Oft werden Nahrungsmittelallergien und -intoleranzen verwechselt. Den Unterschied zu kennen, ist aber wichtig, da sie unterschiedlich behandelt werden müssen. Was ist also der Unterschied? 
[Körperkram mit Dr. Jen Gunter] 
Bei einer Nahrungsmittelallergie reagiert das Immunsystem auf gewisse Proteine in gewissen Nahrungsmitteln. Bei Schalentieren zum Beispiel ist ein Auslöser allergischer Reaktionen das Protein namens Tropomyosin. Bei Erdnüssen kann es eine Reaktion auf eines von vielen Proteinen sein. Wenn jemand etwas isst, gegen das er allergisch ist, nimmt das Immunsystem das als Problem, als Eindringling wahr. Genauso wie der Körper einen Virus als Gefahr sieht, sieht das Immunsystem bei Allergien das Protein des Lebensmittels als Gefahr. Die allergische Reaktion kann als unverhältnismäßige, unangebrachte Reaktion des Immunsystems auf das Essen gesehen werden. Allergische Reaktionen können mild sein: 
Kribbeln im Mund oder Hautausschlag. Sie können auch schwer sein, zum Beispiel in Form von Atemproblemen. Sie können sogar lebensbedrohlich sein. Bis auf wenige Ausnahmen treten allergische Reaktionen immer schnell auf. Innerhalb von 30 Minuten nach dem Essen oder nach Kontakt mit dem Lebensmittel. 

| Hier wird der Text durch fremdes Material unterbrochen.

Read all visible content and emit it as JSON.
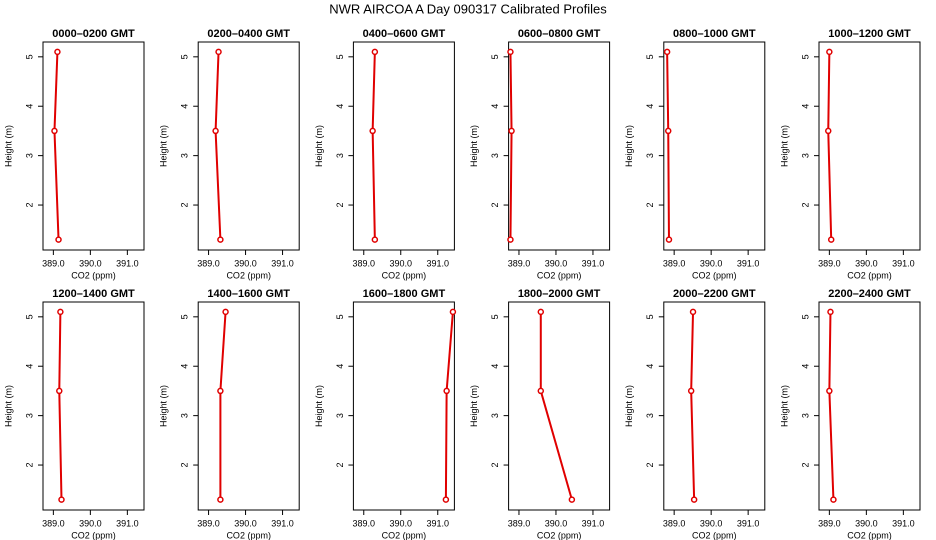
{
  "title": "NWR AIRCOA A  Day 090317  Calibrated Profiles",
  "chart_data": [
    {
      "type": "scatter",
      "title": "0000–0200 GMT",
      "xlabel": "CO2 (ppm)",
      "ylabel": "Height (m)",
      "color": "#e00000",
      "lines": true,
      "x": [
        389.11,
        389.03,
        389.14
      ],
      "y": [
        5.1,
        3.5,
        1.3
      ],
      "xlim": [
        388.72,
        391.45
      ],
      "ylim": [
        1.09,
        5.3
      ],
      "xticks": [
        {
          "value": 389,
          "label": "389.0"
        },
        {
          "value": 390,
          "label": "390.0"
        },
        {
          "value": 391,
          "label": "391.0"
        }
      ],
      "yticks": [
        2,
        3,
        4,
        5
      ]
    },
    {
      "type": "scatter",
      "title": "0200–0400 GMT",
      "xlabel": "CO2 (ppm)",
      "ylabel": "Height (m)",
      "color": "#e00000",
      "lines": true,
      "x": [
        389.27,
        389.19,
        389.32
      ],
      "y": [
        5.1,
        3.5,
        1.3
      ],
      "xlim": [
        388.72,
        391.45
      ],
      "ylim": [
        1.09,
        5.3
      ],
      "xticks": [
        {
          "value": 389,
          "label": "389.0"
        },
        {
          "value": 390,
          "label": "390.0"
        },
        {
          "value": 391,
          "label": "391.0"
        }
      ],
      "yticks": [
        2,
        3,
        4,
        5
      ]
    },
    {
      "type": "scatter",
      "title": "0400–0600 GMT",
      "xlabel": "CO2 (ppm)",
      "ylabel": "Height (m)",
      "color": "#e00000",
      "lines": true,
      "x": [
        389.3,
        389.24,
        389.3
      ],
      "y": [
        5.1,
        3.5,
        1.3
      ],
      "xlim": [
        388.72,
        391.45
      ],
      "ylim": [
        1.09,
        5.3
      ],
      "xticks": [
        {
          "value": 389,
          "label": "389.0"
        },
        {
          "value": 390,
          "label": "390.0"
        },
        {
          "value": 391,
          "label": "391.0"
        }
      ],
      "yticks": [
        2,
        3,
        4,
        5
      ]
    },
    {
      "type": "scatter",
      "title": "0600–0800 GMT",
      "xlabel": "CO2 (ppm)",
      "ylabel": "Height (m)",
      "color": "#e00000",
      "lines": true,
      "x": [
        388.77,
        388.8,
        388.77
      ],
      "y": [
        5.1,
        3.5,
        1.3
      ],
      "xlim": [
        388.72,
        391.45
      ],
      "ylim": [
        1.09,
        5.3
      ],
      "xticks": [
        {
          "value": 389,
          "label": "389.0"
        },
        {
          "value": 390,
          "label": "390.0"
        },
        {
          "value": 391,
          "label": "391.0"
        }
      ],
      "yticks": [
        2,
        3,
        4,
        5
      ]
    },
    {
      "type": "scatter",
      "title": "0800–1000 GMT",
      "xlabel": "CO2 (ppm)",
      "ylabel": "Height (m)",
      "color": "#e00000",
      "lines": true,
      "x": [
        388.81,
        388.84,
        388.86
      ],
      "y": [
        5.1,
        3.5,
        1.3
      ],
      "xlim": [
        388.72,
        391.45
      ],
      "ylim": [
        1.09,
        5.3
      ],
      "xticks": [
        {
          "value": 389,
          "label": "389.0"
        },
        {
          "value": 390,
          "label": "390.0"
        },
        {
          "value": 391,
          "label": "391.0"
        }
      ],
      "yticks": [
        2,
        3,
        4,
        5
      ]
    },
    {
      "type": "scatter",
      "title": "1000–1200 GMT",
      "xlabel": "CO2 (ppm)",
      "ylabel": "Height (m)",
      "color": "#e00000",
      "lines": true,
      "x": [
        389.0,
        388.97,
        389.05
      ],
      "y": [
        5.1,
        3.5,
        1.3
      ],
      "xlim": [
        388.72,
        391.45
      ],
      "ylim": [
        1.09,
        5.3
      ],
      "xticks": [
        {
          "value": 389,
          "label": "389.0"
        },
        {
          "value": 390,
          "label": "390.0"
        },
        {
          "value": 391,
          "label": "391.0"
        }
      ],
      "yticks": [
        2,
        3,
        4,
        5
      ]
    },
    {
      "type": "scatter",
      "title": "1200–1400 GMT",
      "xlabel": "CO2 (ppm)",
      "ylabel": "Height (m)",
      "color": "#e00000",
      "lines": true,
      "x": [
        389.19,
        389.16,
        389.22
      ],
      "y": [
        5.1,
        3.5,
        1.3
      ],
      "xlim": [
        388.72,
        391.45
      ],
      "ylim": [
        1.09,
        5.3
      ],
      "xticks": [
        {
          "value": 389,
          "label": "389.0"
        },
        {
          "value": 390,
          "label": "390.0"
        },
        {
          "value": 391,
          "label": "391.0"
        }
      ],
      "yticks": [
        2,
        3,
        4,
        5
      ]
    },
    {
      "type": "scatter",
      "title": "1400–1600 GMT",
      "xlabel": "CO2 (ppm)",
      "ylabel": "Height (m)",
      "color": "#e00000",
      "lines": true,
      "x": [
        389.46,
        389.32,
        389.32
      ],
      "y": [
        5.1,
        3.5,
        1.3
      ],
      "xlim": [
        388.72,
        391.45
      ],
      "ylim": [
        1.09,
        5.3
      ],
      "xticks": [
        {
          "value": 389,
          "label": "389.0"
        },
        {
          "value": 390,
          "label": "390.0"
        },
        {
          "value": 391,
          "label": "391.0"
        }
      ],
      "yticks": [
        2,
        3,
        4,
        5
      ]
    },
    {
      "type": "scatter",
      "title": "1600–1800 GMT",
      "xlabel": "CO2 (ppm)",
      "ylabel": "Height (m)",
      "color": "#e00000",
      "lines": true,
      "x": [
        391.41,
        391.24,
        391.22
      ],
      "y": [
        5.1,
        3.5,
        1.3
      ],
      "xlim": [
        388.72,
        391.45
      ],
      "ylim": [
        1.09,
        5.3
      ],
      "xticks": [
        {
          "value": 389,
          "label": "389.0"
        },
        {
          "value": 390,
          "label": "390.0"
        },
        {
          "value": 391,
          "label": "391.0"
        }
      ],
      "yticks": [
        2,
        3,
        4,
        5
      ]
    },
    {
      "type": "scatter",
      "title": "1800–2000 GMT",
      "xlabel": "CO2 (ppm)",
      "ylabel": "Height (m)",
      "color": "#e00000",
      "lines": true,
      "x": [
        389.59,
        389.59,
        390.43
      ],
      "y": [
        5.1,
        3.5,
        1.3
      ],
      "xlim": [
        388.72,
        391.45
      ],
      "ylim": [
        1.09,
        5.3
      ],
      "xticks": [
        {
          "value": 389,
          "label": "389.0"
        },
        {
          "value": 390,
          "label": "390.0"
        },
        {
          "value": 391,
          "label": "391.0"
        }
      ],
      "yticks": [
        2,
        3,
        4,
        5
      ]
    },
    {
      "type": "scatter",
      "title": "2000–2200 GMT",
      "xlabel": "CO2 (ppm)",
      "ylabel": "Height (m)",
      "color": "#e00000",
      "lines": true,
      "x": [
        389.51,
        389.46,
        389.54
      ],
      "y": [
        5.1,
        3.5,
        1.3
      ],
      "xlim": [
        388.72,
        391.45
      ],
      "ylim": [
        1.09,
        5.3
      ],
      "xticks": [
        {
          "value": 389,
          "label": "389.0"
        },
        {
          "value": 390,
          "label": "390.0"
        },
        {
          "value": 391,
          "label": "391.0"
        }
      ],
      "yticks": [
        2,
        3,
        4,
        5
      ]
    },
    {
      "type": "scatter",
      "title": "2200–2400 GMT",
      "xlabel": "CO2 (ppm)",
      "ylabel": "Height (m)",
      "color": "#e00000",
      "lines": true,
      "x": [
        389.03,
        389.0,
        389.11
      ],
      "y": [
        5.1,
        3.5,
        1.3
      ],
      "xlim": [
        388.72,
        391.45
      ],
      "ylim": [
        1.09,
        5.3
      ],
      "xticks": [
        {
          "value": 389,
          "label": "389.0"
        },
        {
          "value": 390,
          "label": "390.0"
        },
        {
          "value": 391,
          "label": "391.0"
        }
      ],
      "yticks": [
        2,
        3,
        4,
        5
      ]
    }
  ]
}
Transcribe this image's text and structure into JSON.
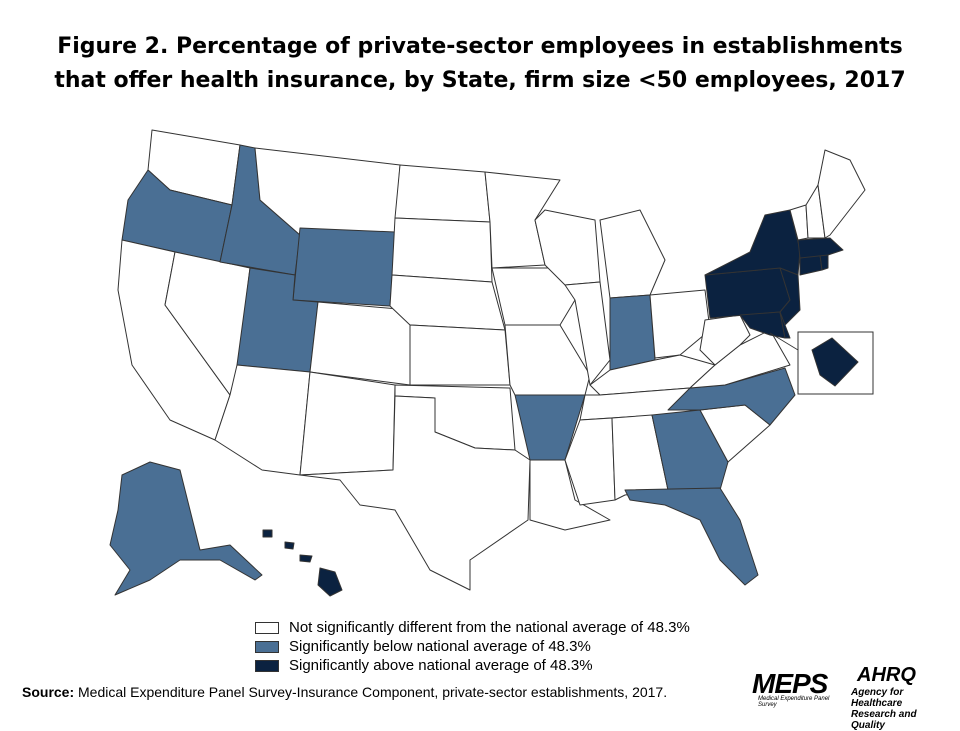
{
  "title_line1": "Figure 2. Percentage of private-sector employees in establishments",
  "title_line2": "that offer health insurance, by State, firm size <50 employees, 2017",
  "colors": {
    "not_significant": "#ffffff",
    "below": "#4a6f94",
    "above": "#0b2240",
    "border": "#333333"
  },
  "legend": [
    {
      "label": "Not significantly different from the national average of 48.3%",
      "category": "not_significant"
    },
    {
      "label": "Significantly below national average of 48.3%",
      "category": "below"
    },
    {
      "label": "Significantly above national average of 48.3%",
      "category": "above"
    }
  ],
  "states_below": [
    "Oregon",
    "Idaho",
    "Wyoming",
    "Utah",
    "Arkansas",
    "Indiana",
    "North Carolina",
    "Georgia",
    "Florida",
    "Alaska"
  ],
  "states_above": [
    "New York",
    "Pennsylvania",
    "New Jersey",
    "Maryland",
    "Delaware",
    "Massachusetts",
    "Rhode Island",
    "Connecticut",
    "District of Columbia",
    "Hawaii"
  ],
  "source_label": "Source:",
  "source_text": " Medical Expenditure Panel Survey-Insurance Component, private-sector establishments, 2017.",
  "logos": {
    "meps": "MEPS",
    "meps_sub": "Medical Expenditure Panel Survey",
    "ahrq": "AHRQ",
    "ahrq_sub1": "Agency for Healthcare",
    "ahrq_sub2": "Research and Quality"
  }
}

Bei einer Nahrungsmittelintoleranz dagegen hat der Körper meist Probleme, gewisse Nahrungsmittel zu verdauen. Anders als Allergien haben Intoleranzen  nichts mit dem Immunsystem zu tun. Bei Laktoseintoleranz zum Beispiel hat der Körper zu wenig von dem Enzym, das die Laktose in Milchprodukten abbaut. Unverträglichkeiten gewisser Lebensmittel führen oft zu Verdauungsproblemen wie Blähungen, Durchfall oder allgemeinem Unwohlsein. Intoleranzen können sich auch sehr schnell bemerkbar machen, aber können ebenso gut erst in den nächsten Tagen auftreten. Anders ausgedrückt: Wenn Sie sich wegen etwas unwohl fühlen, das Sie am Vortag gegessen haben, ist es meistens keine Allergie. 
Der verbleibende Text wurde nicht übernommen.